Only in country music can hillbillies be revolutionary!

What makes the release unique is that it is a 6 track album:  Well short of the standard 10 to 15 tracks on most albums.

This is more than the over-used “six-pack” play on words.

Here is Blake:

“I think it’ll be how I do it until albums don’t exist anymore, which honestly I don’t think is that far away.  I don’t care how people buy music as long as they are interested enough to buy it.  And of course, Nashville’s gotta find a way to capitalize on that.”

To those of us living in the real world – not much revolutionary talk here.

We all wonder why CD’s have 4-5 tracks we like, and a bunch that we just skip over. But the music industry won’t go there.

Why the 12 song average?

Because it used to be 6 songs per side on a standard LP record.  No reason to change that, right?

It’s also the way they have justified the $15 price for CD’s before Walmart slapped ‘em down to $10.

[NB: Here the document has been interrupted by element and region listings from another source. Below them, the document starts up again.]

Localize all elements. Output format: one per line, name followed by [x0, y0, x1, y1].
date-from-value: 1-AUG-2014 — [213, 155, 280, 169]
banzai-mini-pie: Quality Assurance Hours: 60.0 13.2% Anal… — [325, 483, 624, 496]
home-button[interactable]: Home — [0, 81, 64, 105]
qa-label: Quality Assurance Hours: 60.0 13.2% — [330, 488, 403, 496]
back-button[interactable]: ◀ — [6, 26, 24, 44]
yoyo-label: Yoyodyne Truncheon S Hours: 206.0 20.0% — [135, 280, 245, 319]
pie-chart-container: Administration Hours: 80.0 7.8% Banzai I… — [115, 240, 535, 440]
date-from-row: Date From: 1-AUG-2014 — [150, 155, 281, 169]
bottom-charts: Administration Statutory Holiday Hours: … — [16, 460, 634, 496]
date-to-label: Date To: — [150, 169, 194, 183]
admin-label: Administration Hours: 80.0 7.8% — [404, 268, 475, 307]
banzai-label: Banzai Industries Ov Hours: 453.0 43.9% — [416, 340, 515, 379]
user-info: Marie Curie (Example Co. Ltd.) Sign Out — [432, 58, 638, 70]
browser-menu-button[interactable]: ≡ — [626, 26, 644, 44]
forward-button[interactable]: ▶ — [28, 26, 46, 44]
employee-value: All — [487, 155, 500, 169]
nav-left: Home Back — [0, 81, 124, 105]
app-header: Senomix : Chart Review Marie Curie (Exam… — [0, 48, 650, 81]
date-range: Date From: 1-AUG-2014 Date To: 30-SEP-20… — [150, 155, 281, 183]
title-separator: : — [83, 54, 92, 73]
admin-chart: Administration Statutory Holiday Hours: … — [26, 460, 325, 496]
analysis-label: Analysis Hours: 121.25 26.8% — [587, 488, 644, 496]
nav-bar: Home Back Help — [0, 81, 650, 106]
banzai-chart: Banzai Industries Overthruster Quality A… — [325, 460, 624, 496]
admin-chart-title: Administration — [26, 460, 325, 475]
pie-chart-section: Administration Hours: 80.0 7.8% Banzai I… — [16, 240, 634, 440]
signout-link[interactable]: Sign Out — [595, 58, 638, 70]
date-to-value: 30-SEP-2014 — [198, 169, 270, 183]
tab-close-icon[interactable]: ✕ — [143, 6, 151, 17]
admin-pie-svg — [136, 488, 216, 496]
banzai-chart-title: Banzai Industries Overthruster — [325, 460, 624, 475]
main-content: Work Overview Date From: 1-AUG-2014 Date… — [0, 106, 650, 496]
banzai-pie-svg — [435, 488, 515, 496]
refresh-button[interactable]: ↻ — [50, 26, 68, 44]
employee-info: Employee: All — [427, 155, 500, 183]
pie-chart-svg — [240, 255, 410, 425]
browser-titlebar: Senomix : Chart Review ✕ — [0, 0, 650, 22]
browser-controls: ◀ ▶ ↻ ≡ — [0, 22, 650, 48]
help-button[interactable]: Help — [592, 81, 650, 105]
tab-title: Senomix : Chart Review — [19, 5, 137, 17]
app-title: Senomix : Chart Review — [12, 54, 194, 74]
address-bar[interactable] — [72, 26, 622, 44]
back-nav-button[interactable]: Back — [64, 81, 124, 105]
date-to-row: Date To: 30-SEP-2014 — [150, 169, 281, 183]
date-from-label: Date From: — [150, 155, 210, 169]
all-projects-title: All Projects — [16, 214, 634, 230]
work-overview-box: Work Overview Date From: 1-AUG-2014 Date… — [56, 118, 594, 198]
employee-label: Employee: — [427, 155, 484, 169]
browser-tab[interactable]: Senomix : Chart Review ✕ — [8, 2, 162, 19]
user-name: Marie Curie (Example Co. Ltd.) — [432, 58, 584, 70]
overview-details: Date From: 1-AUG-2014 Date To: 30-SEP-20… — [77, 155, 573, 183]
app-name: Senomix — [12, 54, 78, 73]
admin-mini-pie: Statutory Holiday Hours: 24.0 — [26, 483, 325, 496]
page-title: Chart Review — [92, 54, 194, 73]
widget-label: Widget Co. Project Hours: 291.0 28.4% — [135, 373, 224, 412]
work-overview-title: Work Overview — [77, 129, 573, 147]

Hillbilly Bone is a really good country album.  How cool that it’s not cluttered up with a bunch of album tracks that nobody wants – and that the artist won’t even play in concert.  I think the term used was filler tracks.

Filler is waste in the 140 Character World.

Waste is not cool.

Cool that Blake sees this.

BTW:  All About Tonight is the next album:  the title track is great.